Tuesday, June 09, 2020

Rape of the Lock

—At long last, after 2-3 months of COVID-19, my overly hirsute locks are shorn.
A giant heap of white whiskers adorned my hairdresser’s worktable. I shoulda taken a picture.
No longer will one of my lady-friends be able to weave corn-braids into my hair.
And thankfully, per my hairdresser, she hadn’t attacked me with her dog-grooming clippers.
“I’ve trimmed so many messes,” he noted.
With me a haircut is every five weeks, and that includes a trim of facial hair.
I was wearing a mask at first. He wasn’t, but “I don’t wanna spray my kooties all over you,” I said.
“You’ll hafta remove that mask if you want me to trim your beard,” he remarked.
“That’s the worst part,” I commented.
So now, at long last, I’m no longer Santy-Claus. “Ho-ho-ho.

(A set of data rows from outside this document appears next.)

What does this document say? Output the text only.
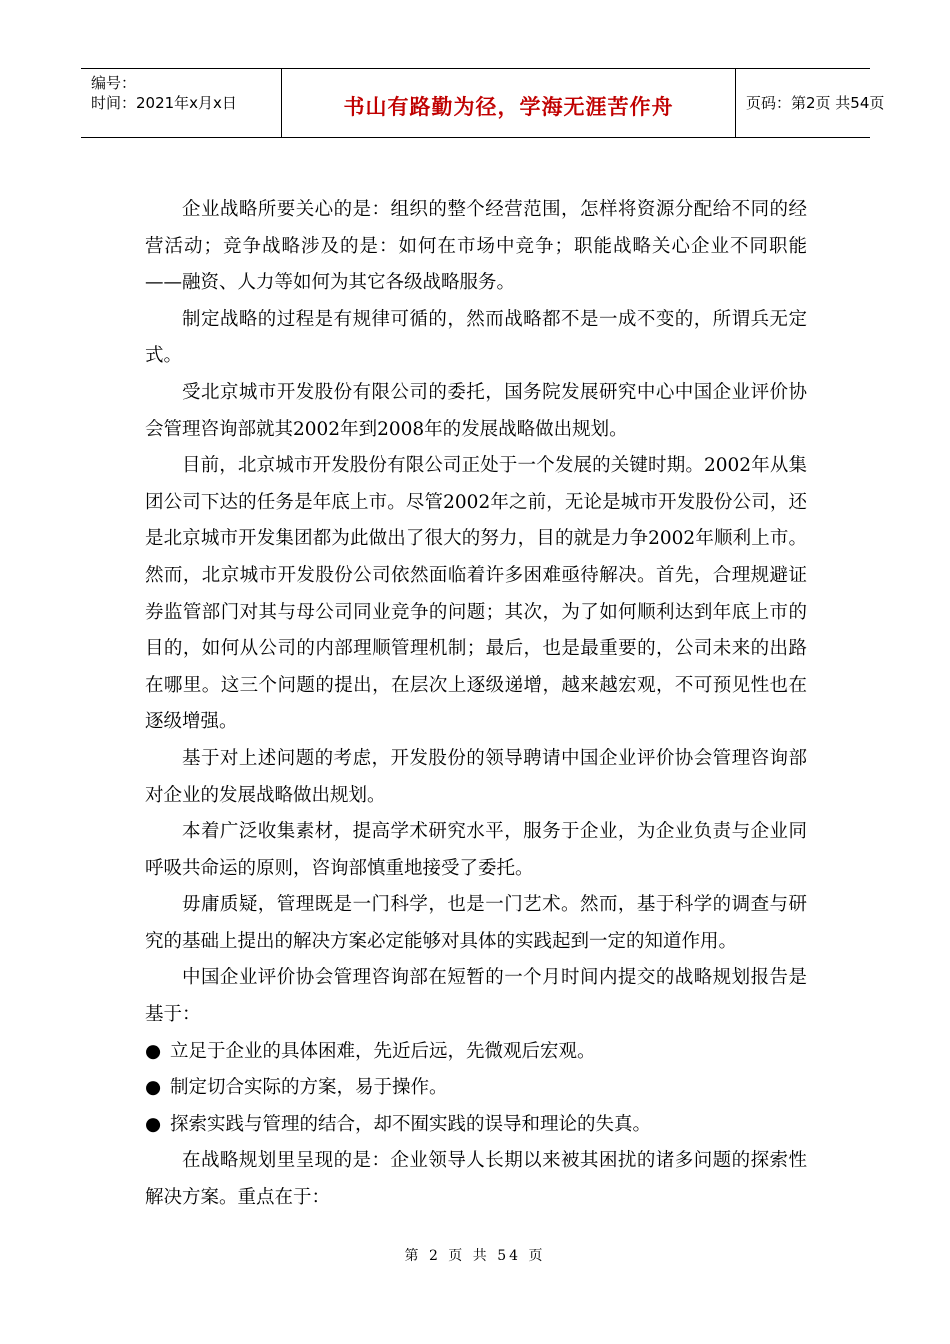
编号：
时间：2021年x月x日	书山有路勤为径，学海无涯苦作舟	页码：第2页 共54页

企业战略所要关心的是：组织的整个经营范围，怎样将资源分配给不同的经营活动；竞争战略涉及的是：如何在市场中竞争；职能战略关心企业不同职能——融资、人力等如何为其它各级战略服务。

制定战略的过程是有规律可循的，然而战略都不是一成不变的，所谓兵无定式。

受北京城市开发股份有限公司的委托，国务院发展研究中心中国企业评价协会管理咨询部就其2002年到2008年的发展战略做出规划。

目前，北京城市开发股份有限公司正处于一个发展的关键时期。2002年从集团公司下达的任务是年底上市。尽管2002年之前，无论是城市开发股份公司，还是北京城市开发集团都为此做出了很大的努力，目的就是力争2002年顺利上市。然而，北京城市开发股份公司依然面临着许多困难亟待解决。首先，合理规避证券监管部门对其与母公司同业竞争的问题；其次，为了如何顺利达到年底上市的目的，如何从公司的内部理顺管理机制；最后，也是最重要的，公司未来的出路在哪里。这三个问题的提出，在层次上逐级递增，越来越宏观，不可预见性也在逐级增强。

基于对上述问题的考虑，开发股份的领导聘请中国企业评价协会管理咨询部对企业的发展战略做出规划。

本着广泛收集素材，提高学术研究水平，服务于企业，为企业负责与企业同呼吸共命运的原则，咨询部慎重地接受了委托。

毋庸质疑，管理既是一门科学，也是一门艺术。然而，基于科学的调查与研究的基础上提出的解决方案必定能够对具体的实践起到一定的知道作用。

中国企业评价协会管理咨询部在短暂的一个月时间内提交的战略规划报告是基于：

● 立足于企业的具体困难，先近后远，先微观后宏观。
● 制定切合实际的方案，易于操作。
● 探索实践与管理的结合，却不囿实践的误导和理论的失真。

在战略规划里呈现的是：企业领导人长期以来被其困扰的诸多问题的探索性解决方案。重点在于：

第 2 页 共 54 页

Merry Christmas!
Nor am I the “Abominable-Snowman,” nor the “Wild-Man-of-Borneo.”
“Your hair is long,” my hairdresser observed.
“Yeah,” I said; “over my ears and all white.”
Years ago I let it go uncut for a while, but decided in favor of a haircut. And back then it was still brown, but too unkempt.
I also switched to a beard years ago to avoid shaving, which bloodied my sink.
But no Moses-beard for This Kid. COVID-19 tempted me to shave it off, but it looks okay short. And shaving seems less blood-prone than 40 years ago.
As far as I know that gigantic whisker-pile didn’t clog his toilet.

• “The Rape of the Lock” was a mock-heroic narrative poem written by Alexander Pope in the early 1700s. It had to do with the unpermitted cutting off of a damsel’s hair-lock, which caused a rift among upper-class English families.
• That lady-friend is co-owner of a nearby kennel where I daycare my dog.